Mariana Barros é cofundadora do Esquina / mariana@esquina.net.br
Publicado em 19.08.2018, às 6:00 pm

De todas as dificuldades que o estado tem para enfrentar, a integração entre municípios seja talvez uma das mais estratégicas e complexas para impulsionar o desenvolvimento regional, o que coloca a mobilidade como um ponto importante para ser tratado pelos programas de governo.

Os candidatos que divulgaram propostas sobre o tema aqui analisadas a convite do Estadão se mostram preocupados em facilitar o deslocamento entre cidades, considerando que boa parte dos paulistas mora em uma cidade, mas estuda ou trabalha em outra, cruzando diariamente limite municipais que na prática fazem pouco sentido.

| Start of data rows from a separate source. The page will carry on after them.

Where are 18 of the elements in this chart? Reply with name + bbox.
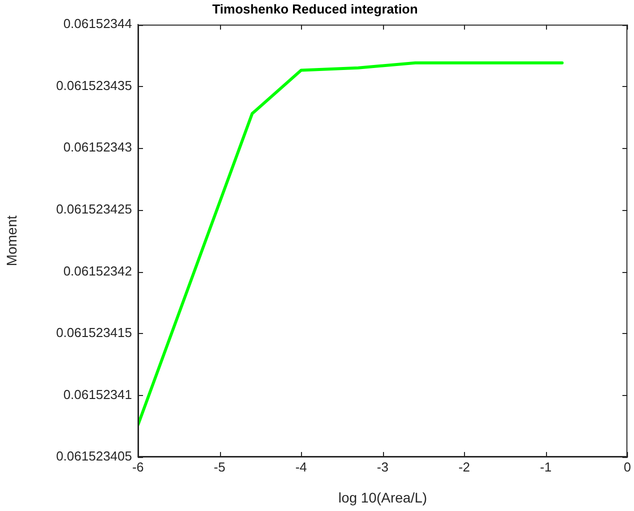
y-tick-label: 0.06152342 [63, 263, 132, 278]
chart-title: Timoshenko Reduced integration [212, 1, 418, 16]
x-tick-label: -4 [295, 459, 307, 474]
x-axis-title: log 10(Area/L) [338, 489, 428, 506]
x-tick-label: 0 [624, 459, 631, 474]
x-tick-label: -1 [540, 459, 552, 474]
y-tick-label: 0.061523405 [56, 448, 132, 464]
x-tick-label: -5 [214, 459, 226, 474]
y-tick-label: 0.06152344 [63, 16, 132, 32]
x-tick-label: -2 [458, 459, 470, 474]
x-tick-label: -6 [132, 459, 144, 474]
y-tick-label: 0.06152341 [63, 386, 132, 402]
y-axis-title: Moment [3, 215, 20, 266]
y-tick-label: 0.061523435 [56, 78, 132, 93]
y-tick-label: 0.061523425 [56, 201, 132, 216]
y-tick-label: 0.06152343 [63, 140, 132, 155]
y-tick-label: 0.061523415 [56, 325, 132, 340]
x-tick-label: -3 [376, 459, 388, 474]
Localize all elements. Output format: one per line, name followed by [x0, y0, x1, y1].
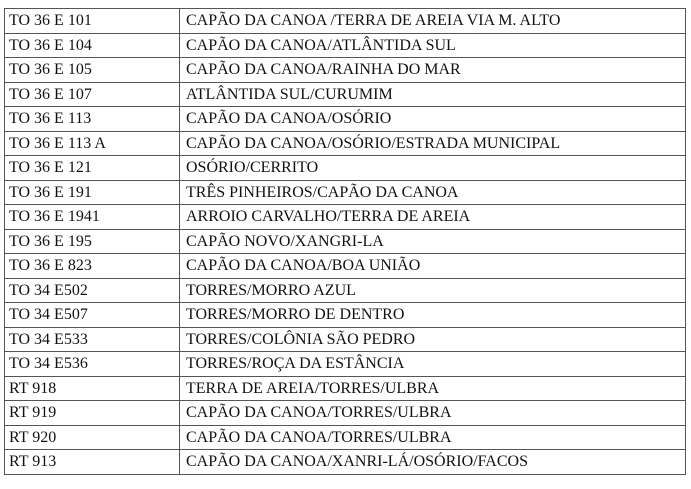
route-name-cell: CAPÃO DA CANOA/TORRES/ULBRA: [179, 424, 686, 450]
route-code-cell: TO 34 E502: [4, 277, 180, 303]
table-row: TO 34 E502 TORRES/MORRO AZUL: [4, 277, 686, 303]
route-code-cell: RT 919: [4, 400, 180, 426]
route-name-cell: CAPÃO NOVO/XANGRI-LA: [179, 228, 686, 254]
route-code-cell: TO 36 E 107: [4, 81, 180, 107]
table-row: TO 36 E 113 CAPÃO DA CANOA/OSÓRIO: [4, 106, 686, 132]
route-code-cell: RT 918: [4, 375, 180, 401]
route-name-cell: CAPÃO DA CANOA /TERRA DE AREIA VIA M. AL…: [179, 8, 686, 34]
table-row: TO 36 E 191 TRÊS PINHEIROS/CAPÃO DA CANOA: [4, 179, 686, 205]
route-name-cell: CAPÃO DA CANOA/OSÓRIO/ESTRADA MUNICIPAL: [179, 130, 686, 156]
route-name-cell: CAPÃO DA CANOA/BOA UNIÃO: [179, 253, 686, 279]
table-row: TO 36 E 1941 ARROIO CARVALHO/TERRA DE ARE…: [4, 204, 686, 230]
route-code-cell: RT 913: [4, 449, 180, 475]
route-code-cell: TO 36 E 121: [4, 155, 180, 181]
route-name-cell: TORRES/MORRO AZUL: [179, 277, 686, 303]
route-name-cell: CAPÃO DA CANOA/TORRES/ULBRA: [179, 400, 686, 426]
route-name-cell: ARROIO CARVALHO/TERRA DE AREIA: [179, 204, 686, 230]
route-name-cell: OSÓRIO/CERRITO: [179, 155, 686, 181]
routes-table-body: TO 36 E 101 CAPÃO DA CANOA /TERRA DE AREI…: [4, 8, 686, 475]
table-row: RT 920 CAPÃO DA CANOA/TORRES/ULBRA: [4, 424, 686, 450]
route-code-cell: RT 920: [4, 424, 180, 450]
table-row: TO 36 E 104 CAPÃO DA CANOA/ATLÂNTIDA SUL: [4, 32, 686, 58]
route-code-cell: TO 36 E 823: [4, 253, 180, 279]
route-name-cell: CAPÃO DA CANOA/XANRI-LÁ/OSÓRIO/FACOS: [179, 449, 686, 475]
route-code-cell: TO 34 E536: [4, 351, 180, 377]
route-name-cell: CAPÃO DA CANOA/ATLÂNTIDA SUL: [179, 32, 686, 58]
table-row: TO 36 E 101 CAPÃO DA CANOA /TERRA DE AREI…: [4, 8, 686, 34]
route-name-cell: TORRES/ROÇA DA ESTÂNCIA: [179, 351, 686, 377]
route-name-cell: ATLÂNTIDA SUL/CURUMIM: [179, 81, 686, 107]
route-name-cell: TORRES/MORRO DE DENTRO: [179, 302, 686, 328]
table-row: RT 913 CAPÃO DA CANOA/XANRI-LÁ/OSÓRIO/FAC…: [4, 449, 686, 475]
route-code-cell: TO 36 E 101: [4, 8, 180, 34]
table-row: TO 34 E507 TORRES/MORRO DE DENTRO: [4, 302, 686, 328]
route-code-cell: TO 36 E 195: [4, 228, 180, 254]
table-row: TO 36 E 823 CAPÃO DA CANOA/BOA UNIÃO: [4, 253, 686, 279]
table-row: TO 34 E533 TORRES/COLÔNIA SÃO PEDRO: [4, 326, 686, 352]
table-row: RT 918 TERRA DE AREIA/TORRES/ULBRA: [4, 375, 686, 401]
table-row: TO 36 E 105 CAPÃO DA CANOA/RAINHA DO MAR: [4, 57, 686, 83]
route-code-cell: TO 34 E507: [4, 302, 180, 328]
table-row: TO 36 E 113 A CAPÃO DA CANOA/OSÓRIO/ESTRA…: [4, 130, 686, 156]
routes-table: TO 36 E 101 CAPÃO DA CANOA /TERRA DE AREI…: [4, 8, 686, 475]
route-name-cell: TORRES/COLÔNIA SÃO PEDRO: [179, 326, 686, 352]
route-code-cell: TO 36 E 191: [4, 179, 180, 205]
table-row: TO 34 E536 TORRES/ROÇA DA ESTÂNCIA: [4, 351, 686, 377]
table-row: TO 36 E 195 CAPÃO NOVO/XANGRI-LA: [4, 228, 686, 254]
route-code-cell: TO 36 E 104: [4, 32, 180, 58]
table-row: TO 36 E 107 ATLÂNTIDA SUL/CURUMIM: [4, 81, 686, 107]
route-code-cell: TO 36 E 105: [4, 57, 180, 83]
route-name-cell: CAPÃO DA CANOA/RAINHA DO MAR: [179, 57, 686, 83]
route-code-cell: TO 36 E 1941: [4, 204, 180, 230]
route-code-cell: TO 34 E533: [4, 326, 180, 352]
route-code-cell: TO 36 E 113 A: [4, 130, 180, 156]
route-code-cell: TO 36 E 113: [4, 106, 180, 132]
table-row: TO 36 E 121 OSÓRIO/CERRITO: [4, 155, 686, 181]
table-row: RT 919 CAPÃO DA CANOA/TORRES/ULBRA: [4, 400, 686, 426]
route-name-cell: TRÊS PINHEIROS/CAPÃO DA CANOA: [179, 179, 686, 205]
route-name-cell: CAPÃO DA CANOA/OSÓRIO: [179, 106, 686, 132]
route-name-cell: TERRA DE AREIA/TORRES/ULBRA: [179, 375, 686, 401]
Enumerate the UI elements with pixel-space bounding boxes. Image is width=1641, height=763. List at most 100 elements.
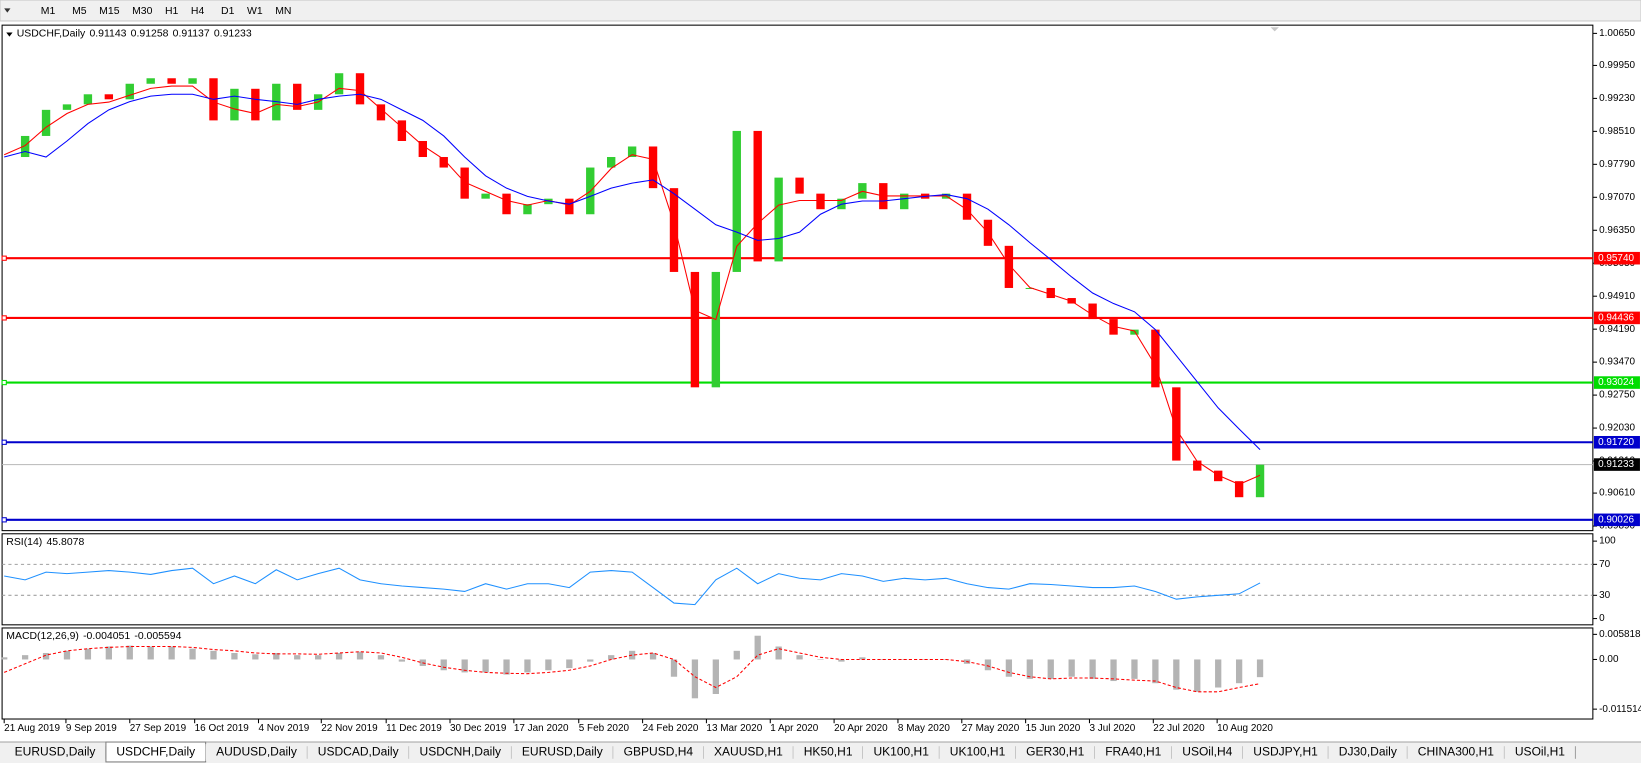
symbol-tab-label[interactable]: USDJPY,H1 [1253, 745, 1318, 759]
price-candle [1025, 287, 1034, 290]
macd-bar [1, 657, 8, 660]
x-tick-label: 4 Nov 2019 [258, 723, 309, 734]
timeframe-label[interactable]: M1 [41, 6, 56, 17]
macd-bar [231, 652, 238, 660]
x-tick-label: 24 Feb 2020 [643, 723, 699, 734]
price-candle [565, 198, 574, 215]
symbol-tab-label[interactable]: USDCNH,Daily [420, 745, 501, 759]
price-candle [795, 177, 804, 194]
symbol-tab[interactable] [1504, 744, 1576, 761]
timeframe-button[interactable] [93, 1, 126, 20]
symbol-tab[interactable] [862, 744, 940, 761]
y-tick-label: 0.89890 [1599, 521, 1635, 532]
x-tick-label: 22 Nov 2019 [321, 723, 378, 734]
macd-panel [1, 627, 1594, 720]
timeframe-label[interactable]: M5 [72, 6, 87, 17]
price-candle [62, 104, 72, 110]
symbol-tab-label[interactable]: GER30,H1 [1026, 745, 1084, 759]
x-tick-label: 15 Jun 2020 [1026, 723, 1081, 734]
timeframe-label[interactable]: D1 [221, 6, 235, 17]
timeframe-button[interactable] [269, 1, 298, 20]
symbol-tab[interactable] [511, 744, 614, 761]
price-candle [104, 94, 114, 100]
symbol-tab-label[interactable]: EURUSD,Daily [522, 745, 603, 759]
symbol-tab[interactable] [1171, 744, 1243, 761]
symbol-tab-label[interactable]: AUDUSD,Daily [216, 745, 297, 759]
macd-bar [377, 655, 385, 660]
y-tick-label: 0.97070 [1599, 192, 1635, 203]
y-tick-label: 1.00650 [1599, 28, 1635, 39]
timeframe-label[interactable]: MN [275, 6, 291, 17]
level-label: 0.94436 [1598, 313, 1634, 324]
symbol-info: 0.91233 [214, 28, 252, 39]
symbol-tab[interactable] [1328, 744, 1408, 761]
symbol-tab-label[interactable]: USDCHF,Daily [116, 745, 195, 759]
symbol-tab-label[interactable]: DJ30,Daily [1339, 745, 1397, 759]
symbol-tab[interactable] [613, 744, 704, 761]
macd-bar [84, 648, 92, 660]
symbol-tab[interactable] [4, 744, 106, 761]
timeframe-label[interactable]: M30 [132, 6, 153, 17]
toolbar [0, 0, 1641, 22]
y-tick-label: 0.97790 [1599, 159, 1635, 170]
macd-bar [189, 648, 196, 660]
symbol-tab-label[interactable]: FRA40,H1 [1105, 745, 1161, 759]
price-candle [1255, 464, 1265, 498]
symbol-tab[interactable] [793, 744, 863, 761]
price-candle [816, 193, 825, 210]
symbol-tab-label[interactable]: XAUUSD,H1 [714, 745, 783, 759]
indicator-info: MACD(12,26,9) [6, 631, 79, 642]
macd-bar [1047, 659, 1054, 679]
symbol-tab-label[interactable]: USOil,H1 [1515, 745, 1565, 759]
indicator-info: -0.005594 [134, 631, 181, 642]
macd-bar [817, 659, 824, 660]
timeframe-label[interactable]: W1 [247, 6, 263, 17]
x-tick-label: 27 Sep 2019 [130, 723, 187, 734]
macd-bar [1215, 659, 1222, 688]
symbol-tab-label[interactable]: EURUSD,Daily [15, 745, 96, 759]
symbol-tab[interactable] [409, 744, 512, 761]
price-candle [690, 271, 700, 388]
symbol-info: USDCHF,Daily [17, 28, 86, 39]
symbol-info: 0.91143 [89, 28, 126, 39]
price-candle [1046, 287, 1055, 299]
price-candle [502, 193, 511, 215]
x-tick-label: 5 Feb 2020 [579, 723, 630, 734]
symbol-tab-label[interactable]: UK100,H1 [950, 745, 1006, 759]
symbol-tab[interactable] [1242, 744, 1329, 761]
symbol-tab[interactable] [703, 744, 794, 761]
symbol-tab[interactable] [1094, 744, 1172, 761]
macd-bar [1005, 659, 1013, 677]
y-tick-label: 0.98510 [1599, 126, 1635, 137]
price-candle [334, 73, 344, 95]
timeframe-button[interactable] [241, 1, 269, 20]
timeframe-button[interactable] [185, 1, 211, 20]
symbol-tab[interactable] [205, 744, 308, 761]
price-candle [523, 204, 532, 215]
timeframe-label[interactable]: H4 [191, 6, 205, 17]
timeframe-label[interactable]: H1 [165, 6, 179, 17]
macd-bar [356, 651, 364, 660]
symbol-tab-label[interactable]: USDCAD,Daily [318, 745, 399, 759]
timeframe-button[interactable] [159, 1, 185, 20]
symbol-tab-label[interactable]: UK100,H1 [873, 745, 929, 759]
symbol-tab-label[interactable]: GBPUSD,H4 [624, 745, 694, 759]
y-tick-label: 0.90610 [1599, 488, 1635, 499]
timeframe-button[interactable] [215, 1, 241, 20]
timeframe-button[interactable] [126, 1, 159, 20]
timeframe-button[interactable] [35, 1, 62, 20]
symbol-tab[interactable] [307, 744, 410, 761]
symbol-tab-label[interactable]: CHINA300,H1 [1418, 745, 1494, 759]
macd-bar [210, 650, 217, 660]
timeframe-button[interactable] [66, 1, 93, 20]
symbol-tab[interactable] [1407, 744, 1505, 761]
symbol-tab[interactable] [939, 744, 1016, 761]
level-label: 0.93024 [1598, 377, 1634, 388]
price-candle [397, 120, 407, 141]
symbol-tab[interactable] [1015, 744, 1095, 761]
symbol-tab-label[interactable]: HK50,H1 [804, 745, 853, 759]
price-candle [460, 167, 469, 199]
timeframe-label[interactable]: M15 [99, 6, 120, 17]
symbol-tab-label[interactable]: USOil,H4 [1182, 745, 1232, 759]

Um levantamento do IBGE usando dados do Censo de 2010 mostra que, naquela época, a população brasileira já não se organizava em cidades, mas em “arranjos populacionais” com grande número de pessoas se deslocando dentro destas áreas. Todos os dias, 7 milhões de brasileiros vão de uma cidade a outra para estudar ou trabalhar. O estado de São Paulo concentra cinco dos maiores agrupamentos do país, sendo o maior deles é formado por São Paulo e outros 35 municípios, que somam 20 milhões de habitantes.

Nesse contexto, é importante debater a possibilidade de unificar tarifas e de criar um Bilhete Único padronizado para atender a todo o estado ou, pelo menos, aos municípios agrupados. O transporte por aplicativo, que hoje emprega um contingente significativo de pessoas e tem se expandido pelo interior, também merece atenção. Seria possível permitir pagamentos por essa modalidade usando Bilhete Único em todo o estado? Seria possível padronizar bolsões de embarque e desembarque para usuários de aplicativos nas estações de trem e metrô?

O transporte sobre trilhos tem na adoção do modelo de PPP uma saída para acelerar o andamento das obras e garantir a operação. A Zona Leste, região mais populosa da cidade, segue dependente da abarrotada Linha Vermelha do Metrô, enquanto o eixo empresarial e financeiro formado por Berrini, Vila Olímpia, Itaim e Faria Lima continua sem metrô na porta, o que torna o trânsito cada vez mais engessado. Sem falar na problemática Linha Laranja e na demora para conectar a Linha Lilás.

Ciclistas e pedestres também precisam ser contemplados, a partir de redes cicloviárias intermunicipais, estações de compartilhamento de bicicletas que atendam a mais localidades e a instalação de bicicletários em terminais e estações. Cabe aqui o debate sobre as passarelas para pedestres sobre estradas, um convite à prática de assaltos e travessias perigosas que motivam atropelamentos.
A conexão com os aeroportos é assunto delicado, especialmente depois da decepção com a estação Cumbica Guarulhos, que depende do ônibus para levar os passageiros para o embarque. A Linha 17 Ouro, que atenderá a Congonhas, precisa correr contra o tempo para se integrar ao restante do sistema. Facilitar o acesso aos aeroportos da capital e do interior via redes de transporte torna-se cada vez mais essencial neste momento em que as distâncias precisam ser relativas.